For British soldiers it had been a long trying day on Messines Ridge. For many nights the boys had been coming up towards the front trenches. The next morning at 3:50 they were to go "over the top"; a feat which they accomplished, driving in a mile and a half deep, on a long, long line, only to be stopped by four days and nights of rain that drowned the trenches and drove them back out of the flooded valley to the hillside. Because the Germans knew what must come the next day, the German cannon were trying to bomb out the British guns.
That night—tired out—we drove back eighteen miles behind the line for one good night's sleep. After dinner an English lieutenant told me this tragic tale:
"It was an April night last spring. All day the wind and fog and rain had been coming in from the North Sea. The chill and damp went into the very marrow of the bones. When night fell a few of us officers crept down the long stair into a shell-proof room. There we had our pipes and gossiped about the events of the day and talked with the French captain, our guest, who was spending a week studying our sector. Finally the time came when we must go back into the trench to take our turn in the rain.

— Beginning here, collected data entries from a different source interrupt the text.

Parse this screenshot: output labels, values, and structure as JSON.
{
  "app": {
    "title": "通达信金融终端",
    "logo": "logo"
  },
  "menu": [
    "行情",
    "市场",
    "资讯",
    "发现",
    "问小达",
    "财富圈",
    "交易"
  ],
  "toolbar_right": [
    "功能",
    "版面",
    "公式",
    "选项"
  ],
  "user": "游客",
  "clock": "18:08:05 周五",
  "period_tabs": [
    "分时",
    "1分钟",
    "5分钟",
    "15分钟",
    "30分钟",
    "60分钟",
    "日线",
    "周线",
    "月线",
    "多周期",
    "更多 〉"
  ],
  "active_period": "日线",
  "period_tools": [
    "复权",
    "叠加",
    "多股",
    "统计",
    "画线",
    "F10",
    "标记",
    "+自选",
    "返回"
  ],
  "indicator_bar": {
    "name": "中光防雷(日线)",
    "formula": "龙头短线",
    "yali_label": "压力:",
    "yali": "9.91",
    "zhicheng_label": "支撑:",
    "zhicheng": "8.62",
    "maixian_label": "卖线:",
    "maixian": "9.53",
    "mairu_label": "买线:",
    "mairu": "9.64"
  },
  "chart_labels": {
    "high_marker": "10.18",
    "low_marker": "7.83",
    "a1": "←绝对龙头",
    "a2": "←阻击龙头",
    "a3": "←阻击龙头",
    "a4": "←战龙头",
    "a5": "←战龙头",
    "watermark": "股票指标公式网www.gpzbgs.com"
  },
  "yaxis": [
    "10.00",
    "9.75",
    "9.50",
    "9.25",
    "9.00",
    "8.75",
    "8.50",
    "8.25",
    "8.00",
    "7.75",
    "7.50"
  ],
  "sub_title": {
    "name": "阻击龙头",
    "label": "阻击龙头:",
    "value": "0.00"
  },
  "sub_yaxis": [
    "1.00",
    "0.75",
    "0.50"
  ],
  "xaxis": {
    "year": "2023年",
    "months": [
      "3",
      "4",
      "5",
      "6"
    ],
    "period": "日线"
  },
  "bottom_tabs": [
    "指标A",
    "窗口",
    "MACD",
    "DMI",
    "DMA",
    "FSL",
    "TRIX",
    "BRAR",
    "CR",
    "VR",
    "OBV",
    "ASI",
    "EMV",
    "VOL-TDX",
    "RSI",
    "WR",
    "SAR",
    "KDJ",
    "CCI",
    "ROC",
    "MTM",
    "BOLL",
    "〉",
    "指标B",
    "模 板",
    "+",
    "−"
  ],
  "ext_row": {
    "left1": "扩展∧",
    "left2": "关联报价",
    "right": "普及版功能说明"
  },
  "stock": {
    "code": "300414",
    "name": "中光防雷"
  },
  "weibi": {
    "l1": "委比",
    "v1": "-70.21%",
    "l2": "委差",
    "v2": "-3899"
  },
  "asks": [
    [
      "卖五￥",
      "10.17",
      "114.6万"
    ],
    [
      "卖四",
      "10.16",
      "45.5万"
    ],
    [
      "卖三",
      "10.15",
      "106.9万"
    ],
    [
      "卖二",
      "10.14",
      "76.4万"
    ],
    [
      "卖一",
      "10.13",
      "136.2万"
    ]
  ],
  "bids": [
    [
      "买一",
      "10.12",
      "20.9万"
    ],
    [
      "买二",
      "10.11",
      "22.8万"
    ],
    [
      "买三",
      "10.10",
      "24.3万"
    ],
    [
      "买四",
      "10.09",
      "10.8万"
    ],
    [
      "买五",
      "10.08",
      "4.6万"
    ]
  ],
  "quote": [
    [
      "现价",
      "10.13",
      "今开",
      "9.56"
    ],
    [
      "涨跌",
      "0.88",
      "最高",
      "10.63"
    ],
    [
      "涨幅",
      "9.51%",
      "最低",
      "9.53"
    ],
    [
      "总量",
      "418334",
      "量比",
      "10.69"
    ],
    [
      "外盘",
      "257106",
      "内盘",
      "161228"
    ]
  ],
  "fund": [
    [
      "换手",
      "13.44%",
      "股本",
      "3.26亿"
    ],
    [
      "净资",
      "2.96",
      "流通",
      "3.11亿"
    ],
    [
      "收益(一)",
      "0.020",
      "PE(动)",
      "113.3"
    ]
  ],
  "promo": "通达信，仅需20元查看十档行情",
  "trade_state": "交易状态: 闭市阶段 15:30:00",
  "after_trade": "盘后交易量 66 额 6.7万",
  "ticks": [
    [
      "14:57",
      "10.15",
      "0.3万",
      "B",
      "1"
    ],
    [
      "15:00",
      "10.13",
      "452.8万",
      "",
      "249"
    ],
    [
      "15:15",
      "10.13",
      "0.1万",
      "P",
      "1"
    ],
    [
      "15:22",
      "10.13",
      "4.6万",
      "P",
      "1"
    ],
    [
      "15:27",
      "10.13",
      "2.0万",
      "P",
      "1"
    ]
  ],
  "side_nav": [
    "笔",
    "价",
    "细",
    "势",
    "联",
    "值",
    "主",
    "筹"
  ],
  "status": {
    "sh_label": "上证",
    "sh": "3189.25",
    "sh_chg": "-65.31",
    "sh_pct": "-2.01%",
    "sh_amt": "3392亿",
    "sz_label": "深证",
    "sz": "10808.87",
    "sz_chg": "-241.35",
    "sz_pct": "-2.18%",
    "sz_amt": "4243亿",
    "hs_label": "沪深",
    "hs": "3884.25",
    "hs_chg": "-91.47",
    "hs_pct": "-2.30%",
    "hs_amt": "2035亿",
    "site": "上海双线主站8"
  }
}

"We were putting on our raincoats, when in my happiness I said, 'Well, men, you should congratulate me. One week from to-night I shall not be here in this rain and mud. I shall be home in England and have my little wife and my baby girl. Just one week! It seems like seven eternities instead of seven days and nights!'
"I little dreamed the little tragedy that I had precipitated. My colonel was very kind. He told me that he would have his permission in three more months. The rest of the boys also said nice things. Suddenly we realized that the French captain was acting very strangely and saying excited things with his back towards us. We did not know how we had insulted him, nor could we understand what had happened. Finally my colonel said to him:
"'Captain, I hope you will have your vacation soon and have a chance to go home and see your family.'
"He turned on us like a crazy man. He put his fists in the air, he half shouted and half sobbed at us.
"'How do you men dare talk to me about going home? Your land has never been invaded, nor your families ruined. Home! How can I go home? The Germans have had my town for a year. In their retreat they carried away my little girl and my young wife, and now the priest has gotten word to me that in six weeks my little girl and my young wife will both have babes by the German beast who carried them off.'
"And then the Frenchman cursed God and cursed the devil! Cursed the Kaiser and cursed the Fatherland. Oh, it was so terrible. Doctor, I often wonder how Americans could have left the women and girls of Belgium and France in hell for two and a half years, while you men stood in safety and in peace."
The historian will find it hard to answer that question. History will have it to say that England was the good Samaritan who helped the Belgians who had fallen among thieves, while Americans were among those who passed by on the other side.